The bucks, which are actually 6 feet 2 inches tall on top of a 2-foot base, will be decorated by professional artists, according to Kain. Artists are working now on designs on the sold bucks aiming for a January deadline to have them on the streets. “They will have a lot of character,” she added. "A Russian sells his paintings for $25,000 has done one of the statues."
|The decorated buck statue sponsored by|
Mercedes Benz of Buckhead.
Gill said the statues are an exciting opportunity for local businesses to show community spirit while raising money for a worthy local cause.
She told BuckheadView the sponsorships help to demonstrate, “in a fun and unique way, a business’ commitment to Buckhead,” promote art and culture, provide a showcase for local artistic talent, attract media coverage for the Buckhead community and promote Buckhead as a destination for business, shopping, and entertainment.
There are three sponsorship levels available: $4,000, $10,000 and $20,000-plus.
The top sponsorship level of $20,000 is named the “Buckhead” and the sponsorship details will be customized for each sponsor—within limits—but most certainly will include perpetual ownership of the buck statue. The team is still looking for one of these major sponsors, but feels sure one will step forward.

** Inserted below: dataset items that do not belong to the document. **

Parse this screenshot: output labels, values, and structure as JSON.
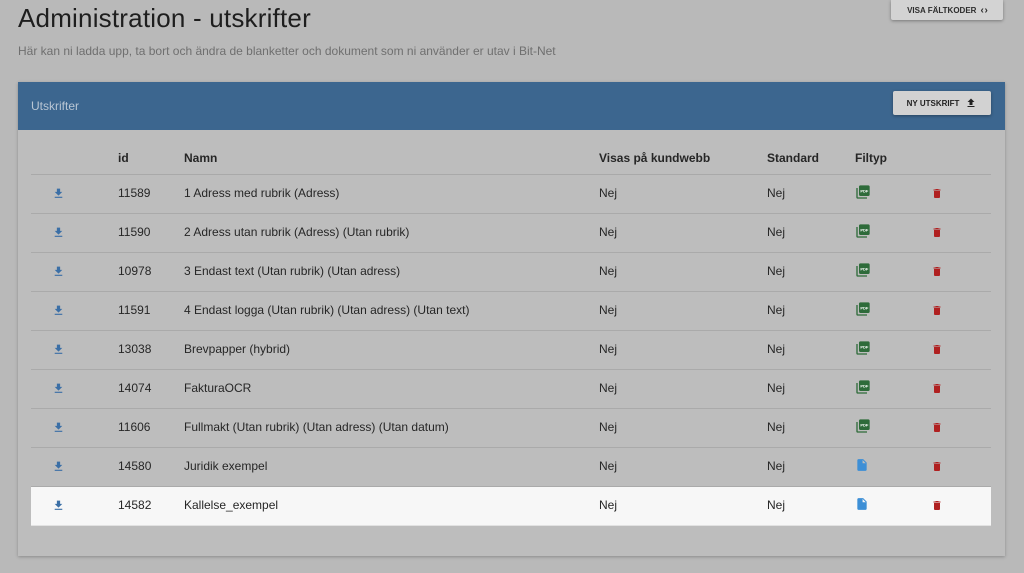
{
  "header": {
    "title": "Administration - utskrifter",
    "subtitle": "Här kan ni ladda upp, ta bort och ändra de blanketter och dokument som ni använder er utav i Bit-Net",
    "field_codes_label": "VISA FÄLTKODER",
    "field_codes_icon": "chevrons-code-icon"
  },
  "card": {
    "title": "Utskrifter",
    "new_button_label": "NY UTSKRIFT",
    "new_button_icon": "upload-icon"
  },
  "table": {
    "columns": [
      "",
      "id",
      "Namn",
      "Visas på kundwebb",
      "Standard",
      "Filtyp",
      ""
    ],
    "rows": [
      {
        "id": "11589",
        "name": "1 Adress med rubrik (Adress)",
        "visas": "Nej",
        "standard": "Nej",
        "filetype": "pdf"
      },
      {
        "id": "11590",
        "name": "2 Adress utan rubrik (Adress) (Utan rubrik)",
        "visas": "Nej",
        "standard": "Nej",
        "filetype": "pdf"
      },
      {
        "id": "10978",
        "name": "3 Endast text (Utan rubrik) (Utan adress)",
        "visas": "Nej",
        "standard": "Nej",
        "filetype": "pdf"
      },
      {
        "id": "11591",
        "name": "4 Endast logga (Utan rubrik) (Utan adress) (Utan text)",
        "visas": "Nej",
        "standard": "Nej",
        "filetype": "pdf"
      },
      {
        "id": "13038",
        "name": "Brevpapper (hybrid)",
        "visas": "Nej",
        "standard": "Nej",
        "filetype": "pdf"
      },
      {
        "id": "14074",
        "name": "FakturaOCR",
        "visas": "Nej",
        "standard": "Nej",
        "filetype": "pdf"
      },
      {
        "id": "11606",
        "name": "Fullmakt (Utan rubrik) (Utan adress) (Utan datum)",
        "visas": "Nej",
        "standard": "Nej",
        "filetype": "pdf"
      },
      {
        "id": "14580",
        "name": "Juridik exempel",
        "visas": "Nej",
        "standard": "Nej",
        "filetype": "doc"
      },
      {
        "id": "14582",
        "name": "Kallelse_exempel",
        "visas": "Nej",
        "standard": "Nej",
        "filetype": "doc",
        "highlighted": true
      }
    ]
  },
  "colors": {
    "header_blue": "#3c668f",
    "download_blue": "#3b6fa6",
    "pdf_green": "#2e6b3a",
    "doc_blue": "#3d8fd6",
    "delete_red": "#b02020"
  }
}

The next highest level, the “Peachtree,” includes logo recognition on all marketing materials and print ads, a full-page ad in the auction catalog and 10 tickets to the auction party next year. Gill said there are several sponsors at the $10,000 level and they will be able to retain their statues.
The $4,000 “Piedmont” level includes name recognition on all marketing materials (posters, web site, event and media materials), a quarter-page ad in the auction catalog and two tickets to the auction party. In order to keep their statues, these sponsors will have to fork over an additional $5,000 at the time of the auction, for a total contribution of $9,000.

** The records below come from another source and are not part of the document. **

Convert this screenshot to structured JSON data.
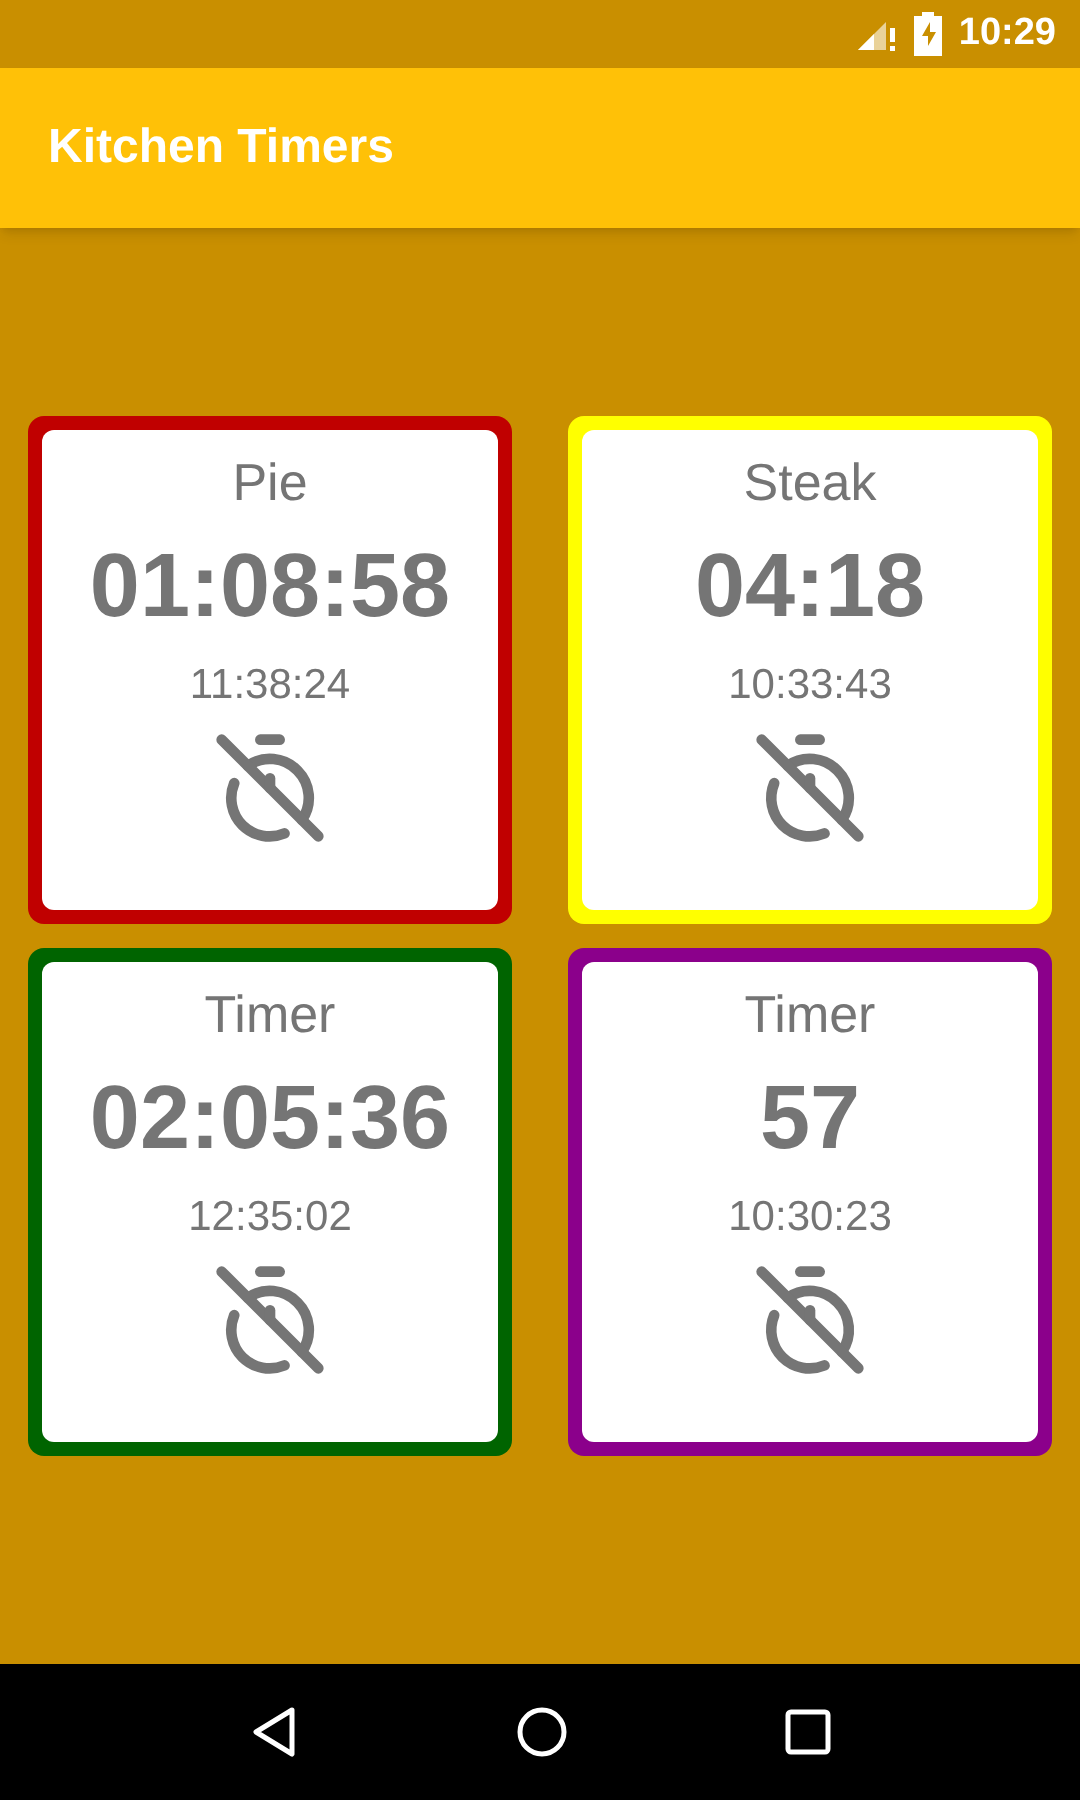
{
  "status_bar": {
    "time": "10:29"
  },
  "app_bar": {
    "title": "Kitchen Timers"
  },
  "timers": [
    {
      "name": "Pie",
      "remaining": "01:08:58",
      "ends_at": "11:38:24",
      "color": "#c00000"
    },
    {
      "name": "Steak",
      "remaining": "04:18",
      "ends_at": "10:33:43",
      "color": "#ffff00"
    },
    {
      "name": "Timer",
      "remaining": "02:05:36",
      "ends_at": "12:35:02",
      "color": "#006400"
    },
    {
      "name": "Timer",
      "remaining": "57",
      "ends_at": "10:30:23",
      "color": "#8b008b"
    }
  ]
}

|Bucks on the Street co-chair Elizabeth Gill, left, with Livable|
Buckhead Executive Director Executive Director Denise
and a decorated buck at the kickoff party in September.

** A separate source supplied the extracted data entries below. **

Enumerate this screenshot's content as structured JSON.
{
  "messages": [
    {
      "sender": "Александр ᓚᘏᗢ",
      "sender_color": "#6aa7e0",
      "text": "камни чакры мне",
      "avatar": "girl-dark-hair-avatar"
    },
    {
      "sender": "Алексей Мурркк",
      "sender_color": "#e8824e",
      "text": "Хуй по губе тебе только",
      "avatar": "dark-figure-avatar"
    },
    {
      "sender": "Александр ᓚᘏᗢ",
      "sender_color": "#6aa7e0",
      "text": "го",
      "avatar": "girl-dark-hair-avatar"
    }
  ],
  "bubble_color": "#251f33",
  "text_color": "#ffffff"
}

Some of the Buckhead businesses and organizations that have already committed to sponsorships are: Fifth Third Bank, Georgia Commerce Bank, Coro Realty, Henri’s Bakery, Mercedes Buckhead, Entertainment Design Group, Buckhead Community Improvement District and the Buckhead Business Association.
In September, the Buckhead Business Foundation and Livable Buckhead held a “Buck Naked” party to show off the product and really kick off the major sales effort. Now the two groups and the two co-chairs for the project are looking for a full-court press on sales of sponsorships to see if the original goal of 75 bucks on the street can be attained in 2012.
The Buckhead Business Foundation, a nonprofit foundation associated with the Buckhead Business Association, began the bucks project in late 2010. The two co-chairs Gill and Kain both are former presidents of the Buckhead Business Association and spearheaded forming the foundation.
Gill said the intent of the Bucks on the Street program was to use the statues to lift the spirits of the community during the economic downturn which put a stop to development and created a large amount vacant office space in Buckhead. The slow economic recovery has not been helpful in selling the program, she admitted. But now that the economy is starting to pick up, she is hopeful sponsorships for Bucks in the Street will follow.
“The Bucks on the Street Program is taking off,” said Denise Starling, executive director of Livable Buckhead (www.livablebuckhead.org). “It is going to make quite a splash and also help us keep moving on our greenspace efforts. We think that these bucks are the perfect holiday gift for that Buckhead guy or girl that has everything,” she added.